The boy bows low, and recalling my own place, I incline my head.

"Your work is well-done," my husband says. "You are like unto a healer yourself. Do you appreciate the time spent?"

"Mostly," I admit. "Even though I must at times order about those who might otherwise be running amok."

"Bossy, more like," mutters the boy, impolitely and within range of my husband's ears.

My lord Boromir bends down. "Bossy, or more like a captain?" he asks of him, seriously. I stifle my own amusement.

Wide-eyed, the boy answers better. "A captain, lord. A captain of the Houses! Forgive me, I meant no disrespect…she just reminds me of my fussy aunts." He screws up his eyes and nose in distaste.

At that, my lord and I both laugh. A warm glow seeps in my belly, and for the very first moment in our marriage, I can see us having a love together.

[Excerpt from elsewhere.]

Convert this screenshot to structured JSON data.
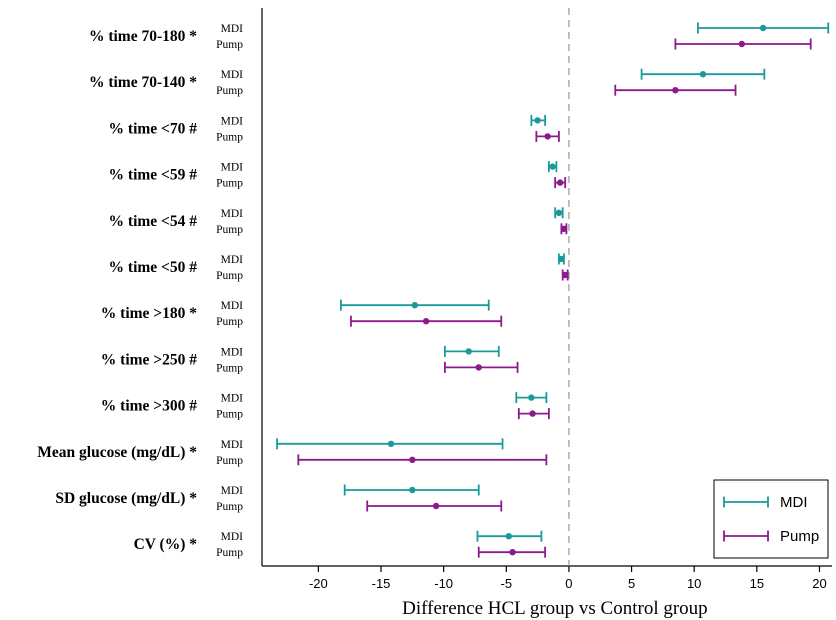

The ground suddenly shakes beneath my feet. Neither the boy nor my lord notices. I start to speak, hearing a strange voice, "Get you up, miss! Your bath awaits!"


Oh.

I have fallen asleep again. I open my eyes to see night almost on, and some of the oppressive air lifted by a breeze from the waters. The shells chime where they sway, and I am led to the tub in the water closet.

The maids are helpful and kind, taking my dress and chemise without comment on their state. Doubtless they were used to traveler's wear.

The hot water does much to soothe my anxiety and wistfulness. When one of the maids offer to clean my hair, I take the offer, and feel even more at rest. Wonderful, what a simple bath can achieve. I breathe deeply in the fragrance of the soap – lavender, according to the maids – trying to summon the courage I need to face the Prince and his family.